Having a brother or sister with ALL: Having a sibling with acute lymphocytic leukemia can increase the risk of developing acute lymphocytic leukemia oneself.
Genetic disorders: Some genetic disorders, like Down syndrome, are associated with an increased risk of acute lymphocytic leukemia.
Previous cancer treatment: Acute lymphocytic leukemia sometimes develops in people who have been treated with chemotherapy and radiation for other types of cancer.
There is no known way to prevent acute lymphocytic leukemia.
In contrast to chronic lymphocytic leukemia, acute lymphocytic leukemia progresses rapidly. Children with acute lymphocytic leukemia tend to have a better prognosis and a better chance of successful treatment. Cases of acute lymphocytic leukemia in older patients generally have a less favorable prognosis. A person’s acute lymphocytic leukemia prognosis may be better if he or she:
- Has a lower white blood cell count at diagnosis
- Has B-cell acute lymphocytic leukemia, rather than T-cell acute lymphocytic leukemia
- Lacks a chromosome abnormality known as the Philadelphia chromosome
- Responds well to chemotherapy
Treatment and Recovery
Acute lymphocytic leukemia treatment depends on a person’s age, overall health and preferences. Treatments may include:
Special drugs designed to kill cancer cells can be given as a pill or injected into the bloodstream. If the first cycle of chemotherapy doesn’t lead to remission, it can be repeated.
High-powered beams, such as X-rays, are administered to kill cancer cells. If cancer cells have spread to the central nervous system, the physician may recommend radiation therapy.
Stem Cell Transplant
This procedure replaces diseased bone marrow with healthy bone marrow. Before the transplant, a patient receives high doses of chemotherapy or radiation to destroy diseased bone marrow. Then, the patient receives an infusion of blood-forming stem cells to help rebuild the bone marrow from a healthy donor.
Targeted therapies are special drugs used to attack specific abnormalities that help the cancer cells to grow and multiply. One type of abnormality called the Philadelphia chromosome is found in some people with acute lymphocytic leukemia. Targeted drugs may be used to attack cells containing this abnormality.
Complications of acute lymphocytic leukemia can stem from the depletion of normal blood cells as well as from the treatments provided. Complications may include:
Anemia: This condition, which develops when blood lacks enough healthy red blood cells or hemoglobin, can be a complication of chemotherapy.
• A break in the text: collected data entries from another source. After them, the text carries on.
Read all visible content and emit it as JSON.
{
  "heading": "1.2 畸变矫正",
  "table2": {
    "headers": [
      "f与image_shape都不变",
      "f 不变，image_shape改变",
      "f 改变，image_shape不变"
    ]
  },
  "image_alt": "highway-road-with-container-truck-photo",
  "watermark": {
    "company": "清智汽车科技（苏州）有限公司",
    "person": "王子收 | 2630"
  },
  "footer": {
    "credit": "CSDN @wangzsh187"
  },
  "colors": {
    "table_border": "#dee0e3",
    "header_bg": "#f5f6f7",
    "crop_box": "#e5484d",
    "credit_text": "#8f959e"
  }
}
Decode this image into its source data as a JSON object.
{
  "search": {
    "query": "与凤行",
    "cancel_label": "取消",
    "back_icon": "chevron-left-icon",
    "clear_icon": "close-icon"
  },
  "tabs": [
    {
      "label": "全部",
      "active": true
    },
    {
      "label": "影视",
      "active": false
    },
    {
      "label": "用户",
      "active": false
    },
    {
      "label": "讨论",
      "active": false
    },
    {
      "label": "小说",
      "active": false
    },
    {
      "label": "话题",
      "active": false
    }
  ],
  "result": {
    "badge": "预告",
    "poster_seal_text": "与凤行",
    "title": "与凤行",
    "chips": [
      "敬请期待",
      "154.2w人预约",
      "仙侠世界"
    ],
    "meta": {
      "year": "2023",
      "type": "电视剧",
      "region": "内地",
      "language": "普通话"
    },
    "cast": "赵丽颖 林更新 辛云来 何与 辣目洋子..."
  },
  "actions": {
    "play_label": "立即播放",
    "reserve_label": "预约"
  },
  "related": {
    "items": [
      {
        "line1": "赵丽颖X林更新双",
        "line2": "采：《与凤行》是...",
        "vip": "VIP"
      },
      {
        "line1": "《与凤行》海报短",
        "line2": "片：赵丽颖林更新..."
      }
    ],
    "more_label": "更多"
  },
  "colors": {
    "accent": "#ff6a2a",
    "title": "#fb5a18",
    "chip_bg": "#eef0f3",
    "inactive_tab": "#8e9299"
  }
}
Bleeding: This occurs due to a low level of platelets, which are responsible for clotting.
Frequent infections: A shortage of lymphocytes — one type of white blood cell that helps the body fight infection – can weaken a person’s immune system and lead to frequent infections. This may be caused by acute lymphocytic leukemia or by acute lymphocytic leukemia treatments such as chemotherapy or immunosuppressive therapy given before stem cell transplants. Some of these infections can be serious.
Graft-versus-host disease: This disease can result from a stem cell or bone marrow transplant. It occurs when newly transplanted donor cells attack the transplant recipient’s body.
Infertility: High doses of chemotherapy and radiotherapy, especially in preparation for a bone marrow or stem cell transplant, can cause temporary or permanent infertility.
Relapse: Acute lymphocytic leukemia may return even after remission.
Weight loss: This can occur as a result of the disease itself or because of nausea and loss of appetite caused by chemotherapy or other treatments.